3. Results and discussion

To validate the performance of the trained FNN in predicting PSDs of both monodisperse and polydisperse spherical nanoparticles, we systematically evaluated test datasets containing 1 to 4 peaks, each consisting of 3000 simulated samples.

As shown in Fig. 2, the MREs of the FNN-predicted PSDs are below 0.3 across all distributions, while the mean of R² exceeds 0.93. Specifically, MRE and R² values across test datasets with different peak numbers are comparable, and the prediction robustness keeps stable as the peak number increases. These results demonstrate the excellent mapping capability of the developed FNN model for both unimodal and multimodal PSDs.


	Fig. 2 Comparison of mean MRE and R² for PSDs with varying peak numbers.

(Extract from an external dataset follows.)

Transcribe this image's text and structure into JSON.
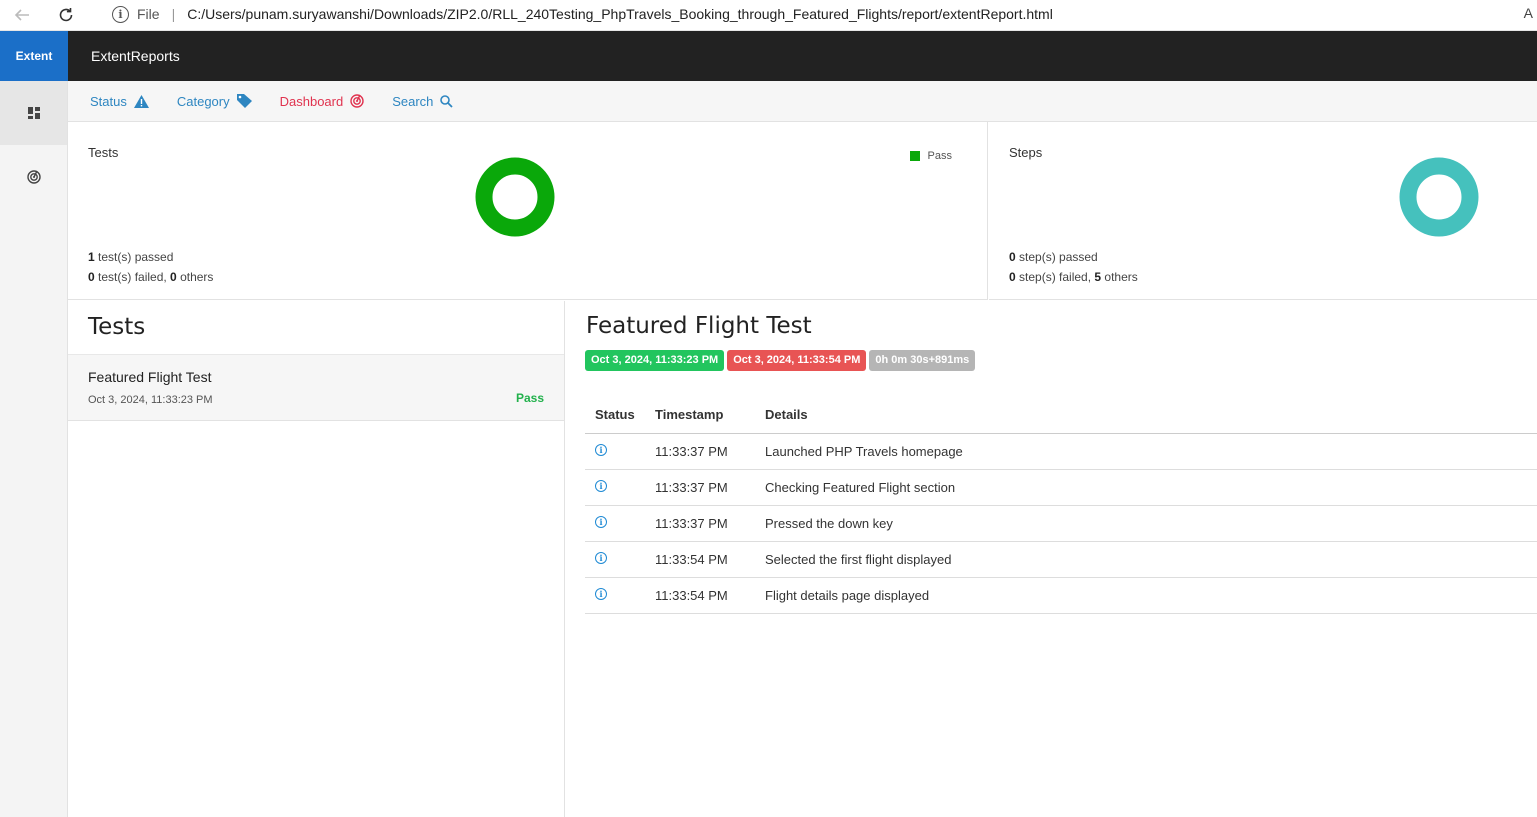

To evaluate the prediction performance of the FNN intuitively, representative samples were randomly selected from test datasets containing 1 to 4 peaks. The predicted and ground-truth PSDs along with their corresponding scattering intensity profiles are compared, as shown in Fig. 3. The FNN model achieves high-fidelity PSD predictions across all test cases. For the one-peak case (Fig. 3(a)), the predicted curve accurately captures both the peak position and the full width at half maximum (FWHM) of the ground-truth distribution with a MRE of 0.1664 and an R² value of 0.9613. For the two-peak case (Fig. 3(b)), the model correctly resolves the peak separation and relative intensity ratio without peak position misassignment, yielding a MRE of 0.2070 and an R² value of 0.9318. Fig. 3(c) and (d) show that, for the three- and four-peak cases, FNN-based predictions also show good agreement with the ground-truth for all critical parameters including peak positions, intensity ratios, and FWHM. Notably, even those peaks with relatively lower content are accurately resolved in terms of position and distribution width, with a MRE of 0.2359 and an R² value of 0.9094 for the three-peak case and a MRE of 0.2014 and an R² value of 0.9503 for the four-peak case. The corresponding scattering intensity curves (Fig. 3(e)–(h)) further verify the consistency between the FNN-predicted and ground-truth profiles. Across all cases, the MRE between the FNN-predicted and ground-truth scattering curves is below 0.04 with R² values all exceeding 0.999. This suggests an excellent match for both monodisperse and polydisperse systems. The stable performance confirms the reliability of the FNN in deconvoluting complex scattering signals and accurately reconstructing multi-peak PSDs.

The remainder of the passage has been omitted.